McCrae pulled the team around. "Good luck, boys," said he quietly, and was gone. The spare horse which had been tied to the buckboard remained for Oscar.
The Swede proceeded to load himself with dynamite, placing it around his legs in the high socks he wore, in the breast of his shirt, and in his pockets. This was the overflow from a gunny sack in which he carried the rest. He resembled a perambulating mine.
"Ay ban ready now," he announced.
"I say, Oscar, don't trip," said Wyndham facetiously.
"Nor interfere," McHale added. "Plant them number twelves of yours plumb wide apart, Oscar, and don't try to scratch your ankle with your boot."
Oscar grinned at them, his big, white teeth shining in the darkness. He attempted the repartee of his adopted country.
"You faller tenk you mek big yoke--vat!" said he. "You go to hal, please."
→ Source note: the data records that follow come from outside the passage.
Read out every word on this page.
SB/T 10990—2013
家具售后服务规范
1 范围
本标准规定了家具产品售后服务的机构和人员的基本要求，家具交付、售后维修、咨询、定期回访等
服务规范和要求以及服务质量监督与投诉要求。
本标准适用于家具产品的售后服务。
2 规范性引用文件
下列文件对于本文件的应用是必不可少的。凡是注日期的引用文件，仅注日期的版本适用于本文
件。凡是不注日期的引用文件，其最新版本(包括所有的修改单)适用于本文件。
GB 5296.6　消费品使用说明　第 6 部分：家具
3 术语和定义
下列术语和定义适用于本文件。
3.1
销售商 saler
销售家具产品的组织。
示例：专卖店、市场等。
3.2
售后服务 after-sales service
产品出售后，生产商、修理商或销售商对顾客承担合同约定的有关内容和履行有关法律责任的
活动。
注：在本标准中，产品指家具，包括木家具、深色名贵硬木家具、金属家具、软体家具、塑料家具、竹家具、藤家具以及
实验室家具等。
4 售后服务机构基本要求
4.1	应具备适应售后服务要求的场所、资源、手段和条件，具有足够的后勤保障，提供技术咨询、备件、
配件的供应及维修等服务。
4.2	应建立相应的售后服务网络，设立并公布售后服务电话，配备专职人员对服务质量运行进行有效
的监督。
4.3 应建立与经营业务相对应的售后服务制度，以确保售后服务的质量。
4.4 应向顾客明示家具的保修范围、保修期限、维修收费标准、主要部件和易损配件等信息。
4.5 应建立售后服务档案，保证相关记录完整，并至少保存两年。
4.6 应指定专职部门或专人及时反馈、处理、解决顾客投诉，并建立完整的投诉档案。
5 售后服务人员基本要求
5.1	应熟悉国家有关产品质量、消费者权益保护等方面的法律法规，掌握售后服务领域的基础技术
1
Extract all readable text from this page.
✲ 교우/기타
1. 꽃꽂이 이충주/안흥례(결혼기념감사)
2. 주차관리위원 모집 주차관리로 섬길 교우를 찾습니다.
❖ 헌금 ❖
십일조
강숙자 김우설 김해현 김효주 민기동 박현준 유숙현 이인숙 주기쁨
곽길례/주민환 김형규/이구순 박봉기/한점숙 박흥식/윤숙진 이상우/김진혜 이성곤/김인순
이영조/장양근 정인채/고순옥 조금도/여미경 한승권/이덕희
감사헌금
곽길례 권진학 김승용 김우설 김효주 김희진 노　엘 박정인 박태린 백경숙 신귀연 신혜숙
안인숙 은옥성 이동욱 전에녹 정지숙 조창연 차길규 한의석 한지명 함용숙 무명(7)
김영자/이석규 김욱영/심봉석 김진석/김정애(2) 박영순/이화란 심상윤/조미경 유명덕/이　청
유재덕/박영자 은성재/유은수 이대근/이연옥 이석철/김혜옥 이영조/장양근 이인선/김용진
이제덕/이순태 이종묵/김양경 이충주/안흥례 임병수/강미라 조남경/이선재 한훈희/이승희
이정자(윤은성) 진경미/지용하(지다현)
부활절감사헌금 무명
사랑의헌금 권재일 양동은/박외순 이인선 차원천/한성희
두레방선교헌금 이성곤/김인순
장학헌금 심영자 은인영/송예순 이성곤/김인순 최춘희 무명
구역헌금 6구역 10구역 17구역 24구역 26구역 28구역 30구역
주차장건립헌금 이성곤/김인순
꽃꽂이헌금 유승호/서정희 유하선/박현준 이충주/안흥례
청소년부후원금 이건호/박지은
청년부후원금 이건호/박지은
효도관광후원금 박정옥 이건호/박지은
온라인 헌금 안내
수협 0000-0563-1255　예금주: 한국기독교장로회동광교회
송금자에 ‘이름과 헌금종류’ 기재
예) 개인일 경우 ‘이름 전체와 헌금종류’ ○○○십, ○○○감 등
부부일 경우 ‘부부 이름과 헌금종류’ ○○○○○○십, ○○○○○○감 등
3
"Sure--if you b.u.mp anything hard," McHale retorted.
"Come on, come on!" said Casey impatiently.
Wyndham remained with the horses. He was to allow the others half an hour, and then bring the animals down nearer the dam, so that no time should be lost in getting away. His companions vanished in the darkness.
Young McCrae took the lead. In the moccasins he affected he trod noiselessly, making no more sound than a prowling, nocturnal animal.
Casey Dunne followed, almost as light-footed. Behind him Oscar clumped along, planting his heavy boots solidly at every step. McHale brought up the rear. Soon they struck an old cattle trail which wound down a short coulee and brought them to the bank of the river immediately below the dam. McCrae halted.
"There she is," he announced.
Across the river lay the huddled, black shapes of the camp buildings, with here and there a pallid spot which marked a tent. Not a light was visible there. Evidently the camp slept, and that was as it should be.
But nearer at hand, beside the bank of the river where the bulk of the dam reared itself, a solitary light gleamed.
"That's the watchman," McCrae whispered. "We're in luck, boys. He's on this side."
"Say, Ay sneak up on dat faller," Oscar proposed. "Ay mek von yump--so!--and Ay gat him in de neck." He uttered a horrible sound, suggestive of death by strangulation.